What YIMBY finds “about as good as it gets” is the ascension of Buffy Wicks (D-Oakland) to the Chair of the Appropriations Committee along with the ascension of Chris Ward (D-San Diego) to the Chair of the Housing Committee. Wicks was warm toward AB 1910. Ward dismissed the significance of AB 1910 despite having a District containing multiple municipal golf courses, content that courses such as Coronado Municipal and Torrey Pines were not likely to be affected. Of course, facilities like Mission Bay, already a subject of “wilders” pushing to turn it into wetlands, would very much have been affected.

Being a housing advocate is not the point. Most if not all of those lawmakers who found AB 1910 a flawed piece of legislation are/were also affordable housing advocates. It’s just that they agreed with the Los Angeles Times that municipally owned parkland in park poor communities was about the last place the state ought to be looking to solve its housing shortage, municipal golf courses very much included.

2022-2023 Assembly Appropriations Chair Chris Holden (D-Pasadena), who most definitely did not support AB 1910 and ultimately held it in the 2022 session, has not only been displaced as Chair; he has been removed entirely from the Committee. Tasha Boerner Horvath (D-Oceanside), who stayed off AB 672 and AB 1910 when they came before the Local Government Committee, hasn’t been given any plum chairmanships in the 2024 session.

Combine all of the above with that disturbing July 5 editorial carried by the nine (9) newspapers of the Southern California News Group advocating for the resurrection of AB 1910 in the 2024 legislative session, and it’s clear what the California golf community needs to keep a close eye on in 2024. Keep a close eye on and remember that you only surprise people once – smart people anyway, and YIMBY is a very smart, very politically savvy, and very well-funded group.

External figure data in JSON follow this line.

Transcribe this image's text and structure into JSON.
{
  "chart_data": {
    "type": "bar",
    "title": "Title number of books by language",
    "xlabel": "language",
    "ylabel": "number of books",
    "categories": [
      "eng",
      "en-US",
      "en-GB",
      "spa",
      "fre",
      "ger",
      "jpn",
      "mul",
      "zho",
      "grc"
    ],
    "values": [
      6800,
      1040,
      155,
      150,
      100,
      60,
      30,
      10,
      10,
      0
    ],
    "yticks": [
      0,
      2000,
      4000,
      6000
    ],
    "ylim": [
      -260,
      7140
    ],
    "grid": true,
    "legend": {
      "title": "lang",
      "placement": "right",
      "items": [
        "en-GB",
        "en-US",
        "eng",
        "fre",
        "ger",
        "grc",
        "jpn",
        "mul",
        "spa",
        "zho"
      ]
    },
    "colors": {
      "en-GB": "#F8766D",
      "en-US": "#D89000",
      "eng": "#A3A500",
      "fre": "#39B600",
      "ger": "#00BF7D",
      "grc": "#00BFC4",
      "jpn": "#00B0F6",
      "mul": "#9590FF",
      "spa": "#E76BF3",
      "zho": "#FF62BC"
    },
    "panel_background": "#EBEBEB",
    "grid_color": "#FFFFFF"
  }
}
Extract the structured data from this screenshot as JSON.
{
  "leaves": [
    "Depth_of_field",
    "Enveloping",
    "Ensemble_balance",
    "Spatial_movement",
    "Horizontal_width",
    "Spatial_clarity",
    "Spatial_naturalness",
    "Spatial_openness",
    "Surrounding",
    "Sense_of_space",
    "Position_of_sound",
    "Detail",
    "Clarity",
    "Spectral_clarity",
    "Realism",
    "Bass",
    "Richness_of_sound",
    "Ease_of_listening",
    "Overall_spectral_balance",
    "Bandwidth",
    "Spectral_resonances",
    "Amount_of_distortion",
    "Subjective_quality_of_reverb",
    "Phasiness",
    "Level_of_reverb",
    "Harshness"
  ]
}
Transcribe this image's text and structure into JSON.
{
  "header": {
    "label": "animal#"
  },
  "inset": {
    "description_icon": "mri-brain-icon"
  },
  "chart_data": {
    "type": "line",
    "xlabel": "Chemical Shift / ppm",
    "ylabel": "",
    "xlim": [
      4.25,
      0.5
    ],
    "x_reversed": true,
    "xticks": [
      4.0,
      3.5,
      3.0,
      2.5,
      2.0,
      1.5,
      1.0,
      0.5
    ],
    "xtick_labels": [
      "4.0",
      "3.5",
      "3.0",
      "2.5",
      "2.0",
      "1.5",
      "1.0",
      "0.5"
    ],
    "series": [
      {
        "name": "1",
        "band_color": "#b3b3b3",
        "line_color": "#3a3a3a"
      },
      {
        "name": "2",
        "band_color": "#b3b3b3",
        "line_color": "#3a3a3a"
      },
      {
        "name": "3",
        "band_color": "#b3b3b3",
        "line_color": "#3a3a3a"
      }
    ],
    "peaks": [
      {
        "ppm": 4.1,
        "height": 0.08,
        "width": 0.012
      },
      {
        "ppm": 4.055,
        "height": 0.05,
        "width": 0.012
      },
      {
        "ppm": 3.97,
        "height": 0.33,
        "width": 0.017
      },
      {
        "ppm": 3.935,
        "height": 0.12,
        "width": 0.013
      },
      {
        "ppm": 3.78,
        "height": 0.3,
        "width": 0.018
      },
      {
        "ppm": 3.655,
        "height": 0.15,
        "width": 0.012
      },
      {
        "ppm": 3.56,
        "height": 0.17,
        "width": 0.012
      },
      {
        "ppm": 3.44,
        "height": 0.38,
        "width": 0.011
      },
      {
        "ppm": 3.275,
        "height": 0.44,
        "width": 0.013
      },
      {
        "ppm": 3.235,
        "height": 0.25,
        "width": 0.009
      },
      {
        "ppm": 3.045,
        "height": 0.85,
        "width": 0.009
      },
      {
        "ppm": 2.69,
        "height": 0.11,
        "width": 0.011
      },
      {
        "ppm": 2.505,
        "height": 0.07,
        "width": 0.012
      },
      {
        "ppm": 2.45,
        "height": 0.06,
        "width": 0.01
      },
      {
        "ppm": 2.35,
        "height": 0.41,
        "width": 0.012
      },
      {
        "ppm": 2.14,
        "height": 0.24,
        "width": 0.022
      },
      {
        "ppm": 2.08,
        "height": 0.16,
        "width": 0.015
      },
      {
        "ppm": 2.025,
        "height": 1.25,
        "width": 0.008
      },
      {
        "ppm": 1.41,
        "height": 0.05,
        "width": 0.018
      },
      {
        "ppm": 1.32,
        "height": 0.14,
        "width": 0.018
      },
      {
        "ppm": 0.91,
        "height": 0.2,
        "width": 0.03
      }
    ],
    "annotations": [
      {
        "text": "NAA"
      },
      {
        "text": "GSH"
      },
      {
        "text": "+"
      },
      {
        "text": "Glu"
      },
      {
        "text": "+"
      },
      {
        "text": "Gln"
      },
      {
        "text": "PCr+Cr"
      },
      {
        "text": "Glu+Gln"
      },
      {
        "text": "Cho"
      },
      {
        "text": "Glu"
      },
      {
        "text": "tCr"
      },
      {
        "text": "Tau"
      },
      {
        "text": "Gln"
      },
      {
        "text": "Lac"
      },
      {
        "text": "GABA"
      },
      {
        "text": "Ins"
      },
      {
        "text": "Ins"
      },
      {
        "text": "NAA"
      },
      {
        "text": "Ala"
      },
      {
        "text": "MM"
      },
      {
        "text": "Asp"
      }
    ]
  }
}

The National Golf Foundation (NGF) long ago identified urban Southern California as the most golf starved region of the country – the most golfers chasing the fewest golf holes. If anything, the supply to demand ratio has worsened since the NGF made that identification. Supply is slightly down and holds zero prospect for increasing given the prohibitive cost of land. Demand is way up and contrary to many who thought it would slide a bit once COVID was behind us, it appears that those brought into the game or back to the game during the pandemic are sticking with it. If today’s limited supply is further limited by a feeding frenzy on the state’s public stock, particularly the portion of it that has long served as the game’s growth engine, well, we don’t need to connect the dots.

For all you policy wonks, here are some of the key 2024 Assembly Leadership Roles and Committee Chairs:

Robert Rivas (D-Hollister) as Speaker
Cecilia Aguiar-Curry (D-Davis) as Majority Leader
Miguel Santiago (D-Los Angeles) as Assistant Majority Leader
Jim Wood (D-Healdsburg) as Speaker Pro Tempore.
Miguel Santiago (D-Los Angeles) as Assistant Majority Leader.
Matt Haney (D-San Francisco) as Majority Whip
Buffy Wicks (D-Oakland) as Chair of the Appropriations Committee
Jesse Gabriel (D-Encino) as Chair of the Budget Committee
Kevin McCarty (D-Sacramento) as Chair of the Public Safety Committee
Chris Ward (D-San Diego) as Chair of the Housing Committee
Liz Ortega (D-San Leandro) as Chair of the Labor/Employment Committee
Lori Wilson (D-Suisun City) as Chair of the Transportation Committee
Ash Kalra (D-San Jose) as Chair of the Judiciary Committee.
Blanca Rubio (D-Baldwin Park) as Chair of Governmental Organization.
Alex Lee (D-San Jose) as Chair of Human Services.
Rebecca Bauer-Kahan (D-Orinda) as Chair of Privacy and Consumer Protection.
Diane Papan (D-San Mateo) as Chair of Water, Parks and Wildlife.
Mia Bonta (D-Alameda) as Chair of Health Committee.
Juan Carrillo (D-Palmdale) as Chair of the Local Government Committee

Enjoy the Holidays and then strap yourselves in for what promises to be a bumpy ride as we figure out what this new era in the Assembly means for the California golf community. Not necessarily “bumpy” as in ominous; just bumpy as in unknowable.